On the business side, as TalSource feels the spring breeze of incipient product market fit - we will look to bring on an additional developer this year. The requirements for that developer are different from what they might have been 3 years ago. We can't bring in a junior to offload low-priority tasks. We will instead be looking for someone with experience and taste, someone who has built codebases into a corner before and knows the difference between good code and bad code.[9]
The bigger picture
Writing code has arguably turned into the first killer app for LLMs. This should not be surprising. After all, which developer doesn't like writing tools for themselves. The task at hand is furthermore inherently suitable for LLMs:
- The output is text, but in simplified yet precise grammar that crucially allows verification at multiple levels (syntax, logic).

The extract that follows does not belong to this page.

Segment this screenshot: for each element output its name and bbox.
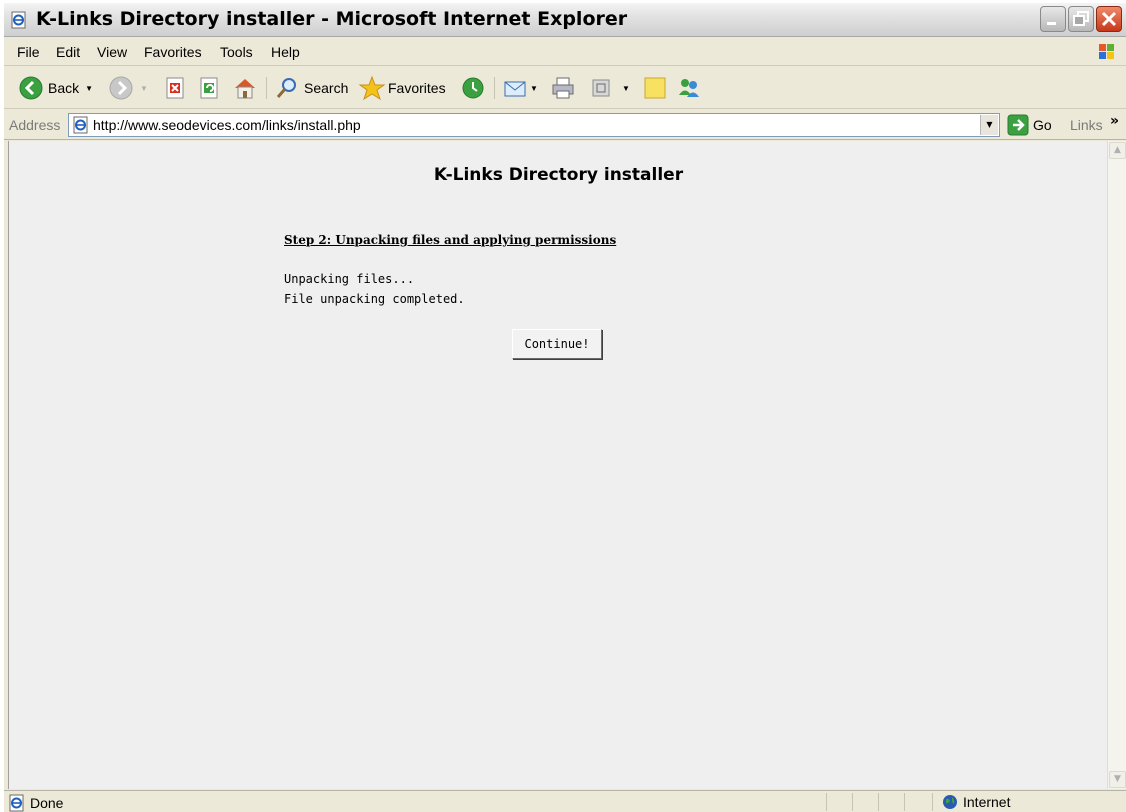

- Context (especially if working in a monorepo) is mostly there in your repository.
- LLMs have been trained on the internet, which might be characterized as a gigantic pile of web code with a sprinkling of content on top.
- Developers are inherently used to communicating very precisely in a way machines understand.
- Experienced developers are pragmatic craftsmen rather than Artistes.
- They are used to rapid changes in aspects of their work and the relearning required.[10]
There are other fields I have some basic familiarity with that share some of these characteristics, e.g. accounting and legal work - but none shares this confluence of conveniences driving towards adoption.
In the field of AI empowered headhunting, where TalSource is active, there are aspects that make this trickier. Even so, working daily with the tools in an area where LLMs have begun to deliver on the hype - where the contours of how AI will be useful in a practical day-to-day way are slowly emerging from the fog of irrational exuberance - is a rich well of ideas for our product.
PS: In an age of AI slop, the above was written by a human hand. I'm proud of the fact that I can still (at least on a good day; reasonable people may disagree) write better than an LLM. I did use AI to review drafts, find errors, make suggestions, work with me as an editor.
I think that is the way it should be. AI made the product better, but I made the product. AI is a tool. Homo sapiens is a social tool user. As long as we don't endeavor to build a gigantic footgun with our fanciest new tool - we ought to be fine. We may even live long and prosper.
Footnotes
- I waited two months after the release before publishing, to be sure I can safely make that statement.
- The combination of those two aspects of my personality has naturally resulted in a lifelong attraction to the startup world.
- In the meantime, we have largely built the village behind the facade.
- XKCD has a brilliant quip on this: "It can be hard to explain the difference between the easy and the virtually impossible."
- Of course, the frontend can never be quite as pristine as the backend.
- It was also a chance to throw overboard features that should not have been built in the first place.
- At least the story of an author's own foolishness can still be useful when repeating the same error in a different flavor.
- I find LLMs can be a good way to get through the equivalent of writer's block for developers: quickly away from a blank screen and into the problem.
- At least formed on reasonable opinions from experience rather than supposition or dogma.
- Consider the unreasonable enthusiasm continuously granted to new frameworks and languages.